TS Lombard è una delle società di ricerca macro più note al mondo, con analisi che connettono politica, economia e mercati globali.
Premessa: un contesto di entusiasmo e timori
Il 2025 è senza dubbio l’anno in cui l’intelligenza artificiale (AI) domina il dibattito economico e finanziario globale. Dopo la brusca correzione causata dal cosiddetto “Liberation Day”, che aveva temporaneamente scosso la fiducia degli investitori, i principali indici americani hanno recuperato rapidamente, tornando su livelli vicini ai massimi storici.
La parola d’ordine per i mercati è oggi una sola: AI. I grandi colossi tecnologici come NVIDIA, Microsoft e Alphabet stanno guidando questa fase espansiva, registrando utili record e avviando una nuova ondata di investimenti senza precedenti. Gran parte di queste risorse è destinata alla costruzione e all’ampliamento dei data center, le infrastrutture fondamentali per alimentare i modelli di machine learning e di AI generativa.
Questo fenomeno, però, solleva un interrogativo cruciale: siamo di fronte a un momento paragonabile al 1996, con il potenziale di vivere diversi anni di crescita esplosiva e innovazione tecnologica, oppure ci troviamo già vicini al picco della bolla, come accadde nel 2000 con la Dotcom bubble?

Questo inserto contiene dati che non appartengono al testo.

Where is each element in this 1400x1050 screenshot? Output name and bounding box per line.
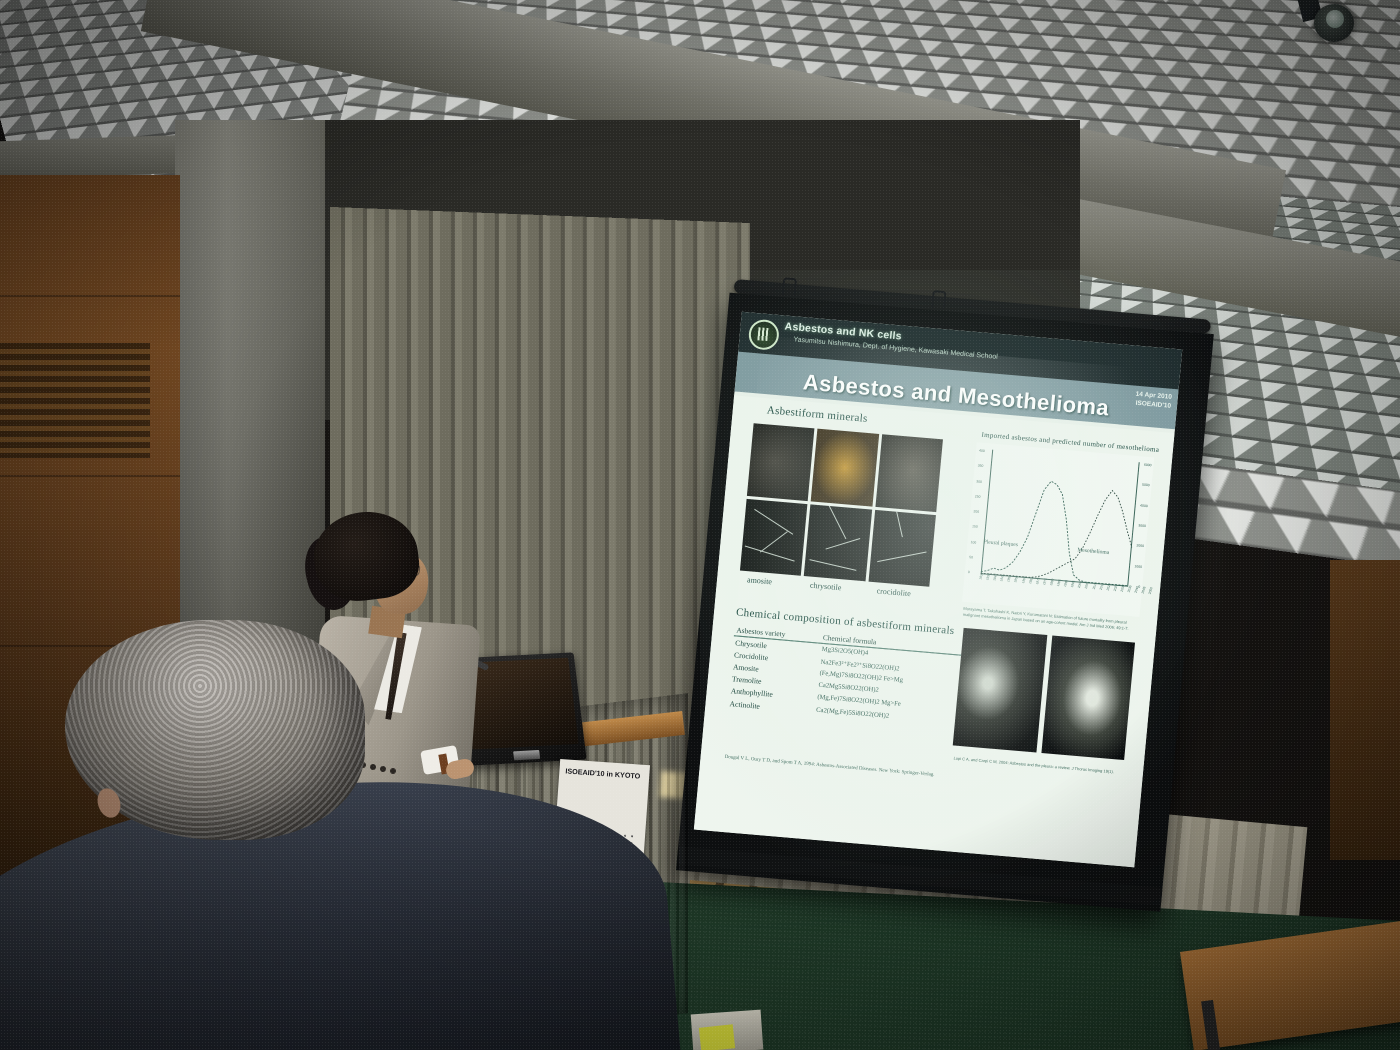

La risposta a questa domanda determinerà non solo le scelte degli investitori, ma anche la direzione dei mercati globali nei prossimi anni.
📊 Grafico chiave: US tech dominance reaches new highs – Pag. 1

Il bull case: ottimismo senza freni
I sostenitori della tesi rialzista vedono nell’intelligenza artificiale (AI) non una semplice innovazione tecnologica, ma una vera e propria nuova rivoluzione industriale, paragonabile per impatto alla nascita di internet o persino all’elettrificazione di inizio Novecento.
Le big tech americane stanno guidando questo processo con cifre impressionanti: nel solo 2025 hanno destinato oltre 400 miliardi di dollari a investimenti infrastrutturali, equivalenti a più dell’1% del PIL USA. Una quota enorme, che da sola testimonia la portata di questo fenomeno. Gran parte di questi capitali è convogliata verso i data center, le “cattedrali digitali” destinate a diventare il cuore pulsante della nuova economia dell’AI.
Secondo questa visione, siamo davanti a un circolo virtuoso: più investimenti → più capacità tecnologica → più ricavi → maggiori utili, che a loro volta generano nuove risorse da reinvestire. Un meccanismo che può sostenere il rally delle borse per anni.
Ma l’ottimismo non si ferma qui. Molti credono che siamo ormai vicini a un traguardo epocale: l’arrivo dell’AGI (Artificial General Intelligence), ovvero un’AI capace di compiere compiti cognitivi complessi in modo simile – o addirittura superiore – a un essere umano. Se questa svolta dovesse realizzarsi, la produttività globale potrebbe letteralmente decollare, aprendo una nuova fase di crescita economica senza precedenti.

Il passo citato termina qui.